The push for custom chips comes as AI's energy appetite grows. Each ChatGPT query on advanced models like GPT-5 uses about 18 watt-hours, adding up to 45 gigawatt-hours daily for OpenAI's operations. That's like running two nuclear reactors nonstop. Data centers could double global electricity demand by 2030, hitting 945 terawatt-hours, with AI driving much of that. Custom chips, with their 40 to 50 percent better price-performance ratio, could ease this strain. For users, this might mean faster responses or more affordable access to AI tools.

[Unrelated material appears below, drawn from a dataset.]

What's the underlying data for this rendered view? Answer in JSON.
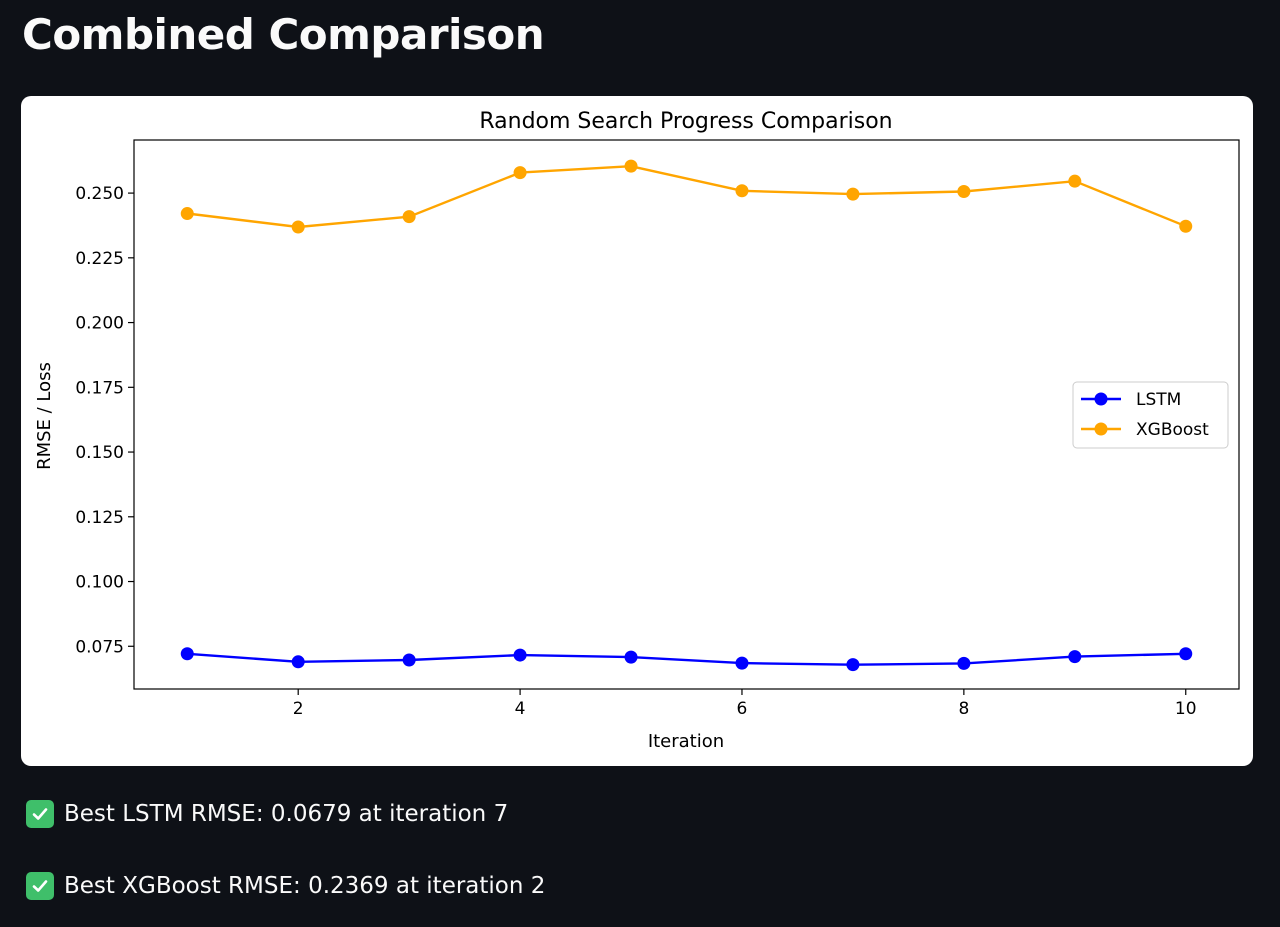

But it's not all smooth sailing. Building chips is risky. Industry-wide, only 14 percent of first silicon designs succeed without costly fixes. OpenAI's team, while bolstered by Google veterans, is smaller than those at established players. If transformer models evolve or new AI paradigms emerge, these chips could become obsolete. Plus, the 10-gigawatt rollout demands massive power infrastructure, raising concerns about carbon emissions and grid stress. Goldman Sachs estimates 60 percent of new data center energy will come from fossil fuels, adding 220 million tons of carbon yearly.

Shifting the Competitive Landscape

OpenAI's chip strategy shakes up the AI hardware race. Nvidia, holding 65 to 80 percent of the market, faces pressure as clients like OpenAI seek alternatives. While Nvidia's CUDA ecosystem remains a powerhouse, custom chips could chip away at its dominance by 2030, when analysts predict its share could dip to 67 percent. Broadcom, already designing chips for Google and others, gains a massive win with OpenAI's $10 billion order. Meanwhile, AMD benefits from OpenAI's separate deal for its chips, showing diversification is key.

The massive investment, hundreds of billions across OpenAI's deals with Nvidia, AMD, and others, raises questions. Will costs trickle down to users? And with data centers guzzling city-scale power, environmental trade-offs loom large. OpenAI's bet on custom chips could redefine AI's future, but only if it balances efficiency, execution, and sustainability.